This article is a review of an inexpensive QRP ATU kit sold widely on eBay and possibly other online stores.
Above is the seller’s pic of the kit.
Above is from the sellers listing, it shows the internals of a constructed tuner.
Note that there is no expectation that two kits bought on eBay will be the same, even if bought from the same seller in the same purchase. The details presented here a review of a single ATU kit.
No construction instructions or schematic is provided by the seller.
A Google search reveals a constructor’s article which includes a schematic though some values are not labelled (notably Cin and Cout).
There are three components that are critical to T match performance, Cin, Cout and the main inductor. Their values and losses critically determine T match performance.

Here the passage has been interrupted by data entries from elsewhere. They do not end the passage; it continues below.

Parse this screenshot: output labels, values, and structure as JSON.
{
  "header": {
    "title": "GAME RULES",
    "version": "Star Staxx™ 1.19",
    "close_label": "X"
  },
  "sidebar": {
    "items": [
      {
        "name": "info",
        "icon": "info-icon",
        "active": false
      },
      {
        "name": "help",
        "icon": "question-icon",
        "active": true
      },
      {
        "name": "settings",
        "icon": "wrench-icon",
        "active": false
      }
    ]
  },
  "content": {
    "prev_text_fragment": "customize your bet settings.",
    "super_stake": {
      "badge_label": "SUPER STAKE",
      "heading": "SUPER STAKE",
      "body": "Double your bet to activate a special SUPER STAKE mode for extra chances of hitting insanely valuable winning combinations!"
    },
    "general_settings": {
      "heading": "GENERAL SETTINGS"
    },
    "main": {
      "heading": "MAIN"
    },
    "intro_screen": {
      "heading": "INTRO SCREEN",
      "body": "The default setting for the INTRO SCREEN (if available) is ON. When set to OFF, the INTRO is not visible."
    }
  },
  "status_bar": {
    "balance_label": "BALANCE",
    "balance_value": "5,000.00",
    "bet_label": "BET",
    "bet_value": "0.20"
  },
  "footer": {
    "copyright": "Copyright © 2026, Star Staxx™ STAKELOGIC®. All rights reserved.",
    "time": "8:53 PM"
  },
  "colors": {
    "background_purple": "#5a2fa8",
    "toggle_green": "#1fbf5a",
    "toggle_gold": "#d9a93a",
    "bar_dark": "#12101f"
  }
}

The variable capacitors supplied have 2 x 26pF sections, 52pF in total when paralleled. These are unlikely to be large enough to permit matching on the lower bands over even modest impedance ranges. Even if it does match, small capacitances in T match drives high loss on low frequencies.
The impedance of the caps was measured across HF, and on the lower bands Q was about 500. Q is lowish and that will roll up into total ATU loss.
They were tested for voltage withstand at 500Vrms AC (50Hz) for 30s, passing with no apparent increase in leakage current.
The kit is supplied with a toroid of approximately T106 size. It is painted with the Micrometals code for a T106-2. A T106-2 uses material with µ=10, and has Al=13.5nH.
Note the chamfered corners. Micrometals powdered iron cores have radiused corners to reduce the risk of wire insulation failure since the cores are conductive (which is also the reason that they are usually painted).
Refer back to the second pic and you will see radiused corners on the core in the constructed kit.
An 18t winding was applied to measure and validate the core behaviour.
At 100kHz, indicated inductance is 7.16µH, making Al=22nH and µ=16.3. This does not look like a T106-2.
(19-01-2018: I purchased two more of these from another seller, and they also measured Al=22nH and exhibited low Q at 10MHz.)
Looking at 7MHz, Z=30.5+j334, giving Q=11.0. I would expect Q around 200 from a Micrometals T106-2, this is a very lossy core material and experience suggests probably unsuited to the application.
Because the core is judged unlikely to deliver reasonable performance, a set of models based on the measurement data was used to calculated likely loss at 7MHz. The load used was simply 50+j0Ω as it was easy to provide for actual measurement should construction proceed.
W9CF’s T match tuner simulator was used to obtain an estimate of the T-match loss with the given load.
The settings above are for the components in use.
Above, the supplied components will match a 50+j0Ω load at 7MHz, though matching range is very limited and it will not match at 3.5MHz.
Importantly, whilst it does match 50+j0Ω load at 7MHz, 96.5% of the input power is converted to heat.
The model above uses 200pF caps, and efficiency is improved, just 38% of the input power is converted to heat.
200pF caps and Q=200 core
Above, caps are 200pF and the inductor has Q=200.
With just 3.2% of input power converted to heat, efficiency is good.
The kit is cheap, but does not have the capability of a reasonably efficient T match tuner on the lower bands. The three components critical to performance all fail miserably, it is Cheap Chinese junk, not because of concept or design, but supply of unsuitable components.
Needless to say, as a result of the measurement and models, the tuner was not constructed.